With the changes in health care coming down the pipe, Jyll realizes more than ever the importance of training a new workforce. She predicts a nursing shortage is on the horizon and that demand for health care professionals will not only rise exponentially in Alaska, but across the country.

"With the Affordable Health Care Act we're going to see a lot of patients that are insured and it's going to increase demands for primary care," Jyll says. "The AHCA says to me, increase accessibility to health care, decrease overall health care expenditure and improve quality of care. And in that, there's a huge piece about asking the patient to be involved in their own health care — to take some accountability."

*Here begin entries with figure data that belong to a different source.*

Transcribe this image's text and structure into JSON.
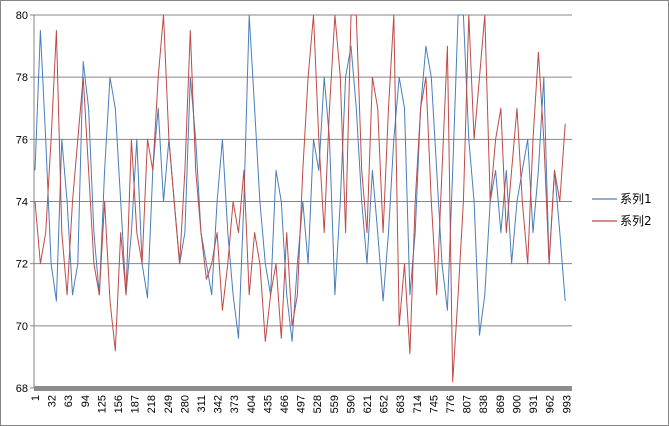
{
  "chart_data": {
    "type": "line",
    "title": "",
    "xlabel": "",
    "ylabel": "",
    "ylim": [
      68,
      80
    ],
    "yticks": [
      68,
      70,
      72,
      74,
      76,
      78,
      80
    ],
    "grid": true,
    "legend_position": "right",
    "x_tick_labels": [
      "1",
      "32",
      "63",
      "94",
      "125",
      "156",
      "187",
      "218",
      "249",
      "280",
      "311",
      "342",
      "373",
      "404",
      "435",
      "466",
      "497",
      "528",
      "559",
      "590",
      "621",
      "652",
      "683",
      "714",
      "745",
      "776",
      "807",
      "838",
      "869",
      "900",
      "931",
      "962",
      "993"
    ],
    "x_range": [
      1,
      1000
    ],
    "x_sample_step": 10,
    "series": [
      {
        "name": "系列1",
        "color": "#4a7ebb",
        "values": [
          75,
          79.5,
          76,
          72,
          70.8,
          76,
          74,
          71,
          72,
          78.5,
          77,
          73,
          71,
          75,
          78,
          77,
          74,
          71,
          73,
          76,
          72,
          70.9,
          75,
          77,
          74,
          76,
          74,
          72,
          73,
          78,
          76,
          73,
          72,
          71,
          74,
          76,
          73,
          71,
          69.6,
          74,
          80,
          77,
          74,
          72,
          71,
          75,
          74,
          71,
          69.5,
          72,
          74,
          72,
          76,
          75,
          78,
          76,
          71,
          74,
          78,
          79,
          77,
          74,
          72,
          75,
          73,
          70.8,
          73,
          76,
          78,
          77,
          71,
          73,
          77,
          79,
          78,
          75,
          72,
          70.5,
          75,
          80,
          80,
          76,
          74,
          69.7,
          71,
          74,
          75,
          73,
          75,
          72,
          74,
          75,
          76,
          73,
          75,
          78,
          72,
          75,
          73,
          70.8
        ]
      },
      {
        "name": "系列2",
        "color": "#be4b48",
        "values": [
          74,
          72,
          73,
          76,
          79.5,
          73,
          71,
          74,
          76,
          78,
          75,
          72,
          71,
          74,
          70.8,
          69.2,
          73,
          71,
          76,
          73,
          72,
          76,
          75,
          78,
          80,
          76,
          74,
          72,
          75,
          79.5,
          75,
          73,
          71.5,
          72,
          73,
          70.5,
          72,
          74,
          73,
          75,
          71,
          73,
          72,
          69.5,
          71,
          72,
          69.6,
          73,
          70,
          71,
          75,
          78,
          80,
          76,
          73,
          77,
          80,
          78,
          73,
          80,
          80,
          75,
          73,
          78,
          77,
          73,
          77,
          80,
          70,
          72,
          69.1,
          74,
          77,
          78,
          74,
          71,
          75,
          79,
          68.2,
          71,
          74,
          80,
          76,
          78,
          80,
          74,
          76,
          77,
          73,
          75,
          77,
          74,
          72,
          76,
          78.8,
          76,
          72,
          75,
          74,
          76.5
        ]
      }
    ]
  }
}
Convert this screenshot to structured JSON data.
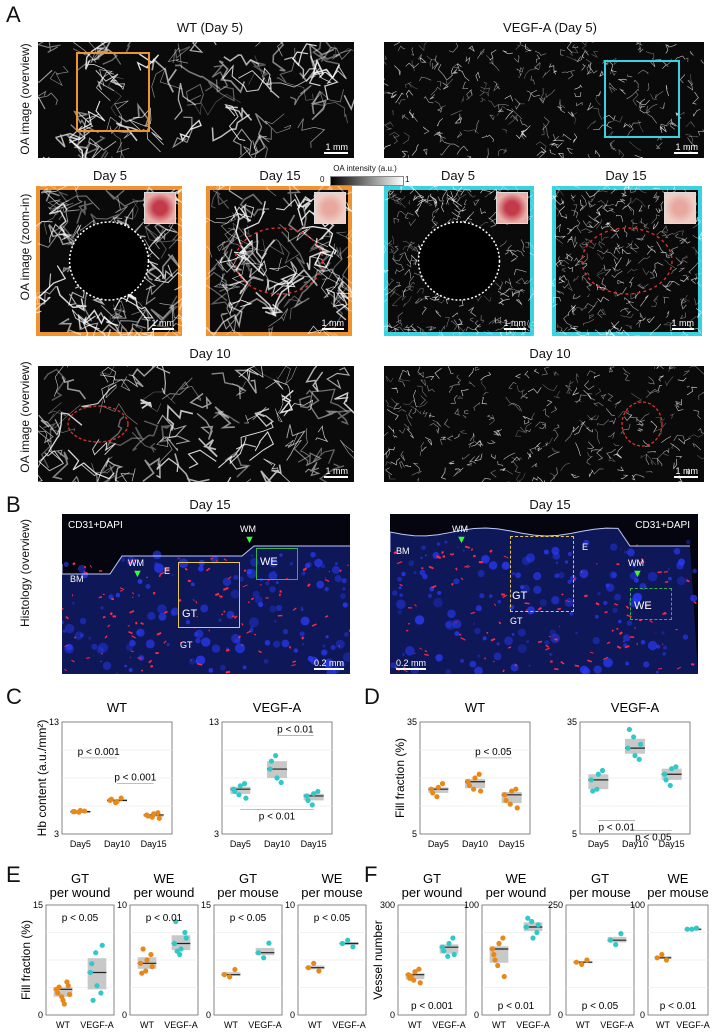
{
  "panels": {
    "A": "A",
    "B": "B",
    "C": "C",
    "D": "D",
    "E": "E",
    "F": "F"
  },
  "row_a": {
    "wt_title": "WT (Day 5)",
    "vegf_title": "VEGF-A (Day 5)",
    "label_overview": "OA image (overview)",
    "label_zoom": "OA image (zoom-in)",
    "scale": "1 mm",
    "colorbar_label": "OA intensity (a.u.)",
    "colorbar_min": "0",
    "colorbar_max": "1",
    "zoom_titles": [
      "Day 5",
      "Day 15",
      "Day 5",
      "Day 15"
    ],
    "day10_title": "Day 10"
  },
  "row_b": {
    "title": "Day 15",
    "label": "Histology (overview)",
    "stain": "CD31+DAPI",
    "scale": "0.2 mm",
    "labels": {
      "wm": "WM",
      "bm": "BM",
      "e": "E",
      "gt": "GT",
      "we": "WE"
    }
  },
  "chart_data": [
    {
      "type": "scatter",
      "panel": "C",
      "title": "WT",
      "ylabel": "Hb content (a.u./mm²)",
      "ylim": [
        3,
        13
      ],
      "yticks": [
        "3",
        "13"
      ],
      "categories": [
        "Day5",
        "Day10",
        "Day15"
      ],
      "medians": [
        5.0,
        6.0,
        4.7
      ],
      "points": [
        [
          5.0,
          4.95,
          5.05,
          5.0,
          5.1
        ],
        [
          6.0,
          5.8,
          6.2,
          6.1,
          5.9
        ],
        [
          4.7,
          4.5,
          4.9,
          4.6,
          4.8,
          4.4
        ]
      ],
      "annotations": [
        {
          "text": "p < 0.001",
          "from": "Day5",
          "to": "Day10"
        },
        {
          "text": "p < 0.001",
          "from": "Day10",
          "to": "Day15"
        }
      ],
      "color": "#e8881a"
    },
    {
      "type": "scatter",
      "panel": "C",
      "title": "VEGF-A",
      "ylim": [
        3,
        13
      ],
      "yticks": [
        "3",
        "13"
      ],
      "categories": [
        "Day5",
        "Day10",
        "Day15"
      ],
      "medians": [
        7.0,
        8.8,
        6.4
      ],
      "points": [
        [
          7.0,
          6.5,
          7.5,
          6.8,
          7.3,
          6.2
        ],
        [
          8.8,
          10.0,
          7.6,
          9.5,
          8.0
        ],
        [
          6.4,
          5.6,
          6.8,
          6.0,
          6.6
        ]
      ],
      "annotations": [
        {
          "text": "p < 0.01",
          "from": "Day10",
          "to": "Day15"
        },
        {
          "text": "p < 0.01",
          "from": "Day5",
          "to": "Day15"
        }
      ],
      "color": "#30c8c8"
    },
    {
      "type": "scatter",
      "panel": "D",
      "title": "WT",
      "ylabel": "Fill fraction (%)",
      "ylim": [
        5,
        35
      ],
      "yticks": [
        "5",
        "35"
      ],
      "categories": [
        "Day5",
        "Day10",
        "Day15"
      ],
      "medians": [
        17,
        19,
        15.5
      ],
      "points": [
        [
          17,
          15,
          18.5,
          16,
          17.5
        ],
        [
          19,
          17,
          21,
          18,
          20,
          16.5
        ],
        [
          15.5,
          13,
          17,
          14,
          16.5,
          12
        ]
      ],
      "annotations": [
        {
          "text": "p < 0.05",
          "from": "Day10",
          "to": "Day15"
        }
      ],
      "color": "#e8881a"
    },
    {
      "type": "scatter",
      "panel": "D",
      "title": "VEGF-A",
      "ylim": [
        5,
        35
      ],
      "yticks": [
        "5",
        "35"
      ],
      "categories": [
        "Day5",
        "Day10",
        "Day15"
      ],
      "medians": [
        19.5,
        28,
        21
      ],
      "points": [
        [
          19.5,
          17,
          22,
          16.5,
          21
        ],
        [
          28,
          31,
          25,
          33,
          26,
          29
        ],
        [
          21,
          18,
          23,
          19.5,
          22.5
        ]
      ],
      "annotations": [
        {
          "text": "p < 0.01",
          "from": "Day5",
          "to": "Day10"
        },
        {
          "text": "p < 0.05",
          "from": "Day10",
          "to": "Day15"
        }
      ],
      "color": "#30c8c8"
    },
    {
      "type": "scatter",
      "panel": "E",
      "title": "GT per wound",
      "ylabel": "Fill fraction (%)",
      "ylim": [
        0,
        15
      ],
      "yticks": [
        "0",
        "15"
      ],
      "categories": [
        "WT",
        "VEGF-A"
      ],
      "medians": [
        3.5,
        5.8
      ],
      "points": [
        [
          3.5,
          2.5,
          4.5,
          3,
          2,
          4,
          3.8,
          1.5,
          2.8
        ],
        [
          5.8,
          8.5,
          3,
          7,
          4,
          9.5,
          2
        ]
      ],
      "annotations": [
        {
          "text": "p < 0.05"
        }
      ]
    },
    {
      "type": "scatter",
      "panel": "E",
      "title": "WE per wound",
      "ylim": [
        0,
        10
      ],
      "yticks": [
        "0",
        "10"
      ],
      "categories": [
        "WT",
        "VEGF-A"
      ],
      "medians": [
        4.7,
        6.5
      ],
      "points": [
        [
          4.7,
          4,
          5.5,
          3.8,
          5,
          4.4,
          6
        ],
        [
          6.5,
          5.5,
          7.5,
          8.5,
          6,
          7,
          5.8
        ]
      ],
      "annotations": [
        {
          "text": "p < 0.01"
        }
      ]
    },
    {
      "type": "scatter",
      "panel": "E",
      "title": "GT per mouse",
      "ylim": [
        0,
        15
      ],
      "yticks": [
        "0",
        "15"
      ],
      "categories": [
        "WT",
        "VEGF-A"
      ],
      "medians": [
        5.5,
        8.5
      ],
      "points": [
        [
          5.5,
          5.2,
          6.2
        ],
        [
          8.5,
          7.8,
          9.8
        ]
      ],
      "annotations": [
        {
          "text": "p < 0.05"
        }
      ]
    },
    {
      "type": "scatter",
      "panel": "E",
      "title": "WE per mouse",
      "ylim": [
        0,
        10
      ],
      "yticks": [
        "0",
        "10"
      ],
      "categories": [
        "WT",
        "VEGF-A"
      ],
      "medians": [
        4.3,
        6.5
      ],
      "points": [
        [
          4.3,
          4.7,
          4.0
        ],
        [
          6.5,
          6.8,
          6.2
        ]
      ],
      "annotations": [
        {
          "text": "p < 0.05"
        }
      ]
    },
    {
      "type": "scatter",
      "panel": "F",
      "title": "GT per wound",
      "ylabel": "Vessel number",
      "ylim": [
        0,
        300
      ],
      "yticks": [
        "0",
        "300"
      ],
      "categories": [
        "WT",
        "VEGF-A"
      ],
      "medians": [
        110,
        185
      ],
      "points": [
        [
          110,
          95,
          125,
          100,
          118,
          88,
          105
        ],
        [
          185,
          160,
          210,
          175,
          195,
          165
        ]
      ],
      "annotations": [
        {
          "text": "p < 0.001"
        }
      ]
    },
    {
      "type": "scatter",
      "panel": "F",
      "title": "WE per wound",
      "ylim": [
        0,
        100
      ],
      "yticks": [
        "0",
        "100"
      ],
      "categories": [
        "WT",
        "VEGF-A"
      ],
      "medians": [
        60,
        80
      ],
      "points": [
        [
          60,
          45,
          70,
          55,
          65,
          35,
          50
        ],
        [
          80,
          85,
          75,
          88,
          70,
          82
        ]
      ],
      "annotations": [
        {
          "text": "p < 0.01"
        }
      ]
    },
    {
      "type": "scatter",
      "panel": "F",
      "title": "GT per mouse",
      "ylim": [
        0,
        250
      ],
      "yticks": [
        "0",
        "250"
      ],
      "categories": [
        "WT",
        "VEGF-A"
      ],
      "medians": [
        120,
        170
      ],
      "points": [
        [
          120,
          115,
          125
        ],
        [
          170,
          160,
          185
        ]
      ],
      "annotations": [
        {
          "text": "p < 0.05"
        }
      ]
    },
    {
      "type": "scatter",
      "panel": "F",
      "title": "WE per mouse",
      "ylim": [
        0,
        100
      ],
      "yticks": [
        "0",
        "100"
      ],
      "categories": [
        "WT",
        "VEGF-A"
      ],
      "medians": [
        52,
        78
      ],
      "points": [
        [
          52,
          55,
          50
        ],
        [
          78,
          78,
          79
        ]
      ],
      "annotations": [
        {
          "text": "p < 0.01"
        }
      ]
    }
  ],
  "colors": {
    "wt": "#e8881a",
    "vegf": "#30c8c8",
    "box": "#c8c8c8",
    "orange_frame": "#f0922e",
    "cyan_frame": "#38d3e0"
  }
}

AHCA will bring a lot of changes and increased patient volume to myHealth Clinic, which Jyll says has already started happening, but she is committed to continue providing her clients with premiere primary health care.

Making a difference

The three nurses acknowledge their jobs are hard, with long hours and little downtime and realized soon into their careers they had chosen more than just a job. They committed to a life-long practice of dedicating themselves to caring for people's quality of life.

"You're changing people's lives, whether you're holding someone's hand while they're dying, doing compressions, helping crack a chest or giving medications for pain. It's a huge responsibility — it's not just a job — it's your life," says Brian. "It's important. What's more important than helping somebody?"

Though health care is changing in our country and state, Jyll, Brian and Cheri are in it for the long haul. They're passionate about their jobs and really care about the patients they see day in and day out, forming relationships even after patients move out of state.

"I realty appreciate primary care because I feel like I can really make a huge difference. It gives you the chance to develop a rapport with your patients and their families," says Jyll. "You actually see things progressing and you have follow-up, which was lacking in critical care. That to me is the biggest thing-having an impact in a positive way."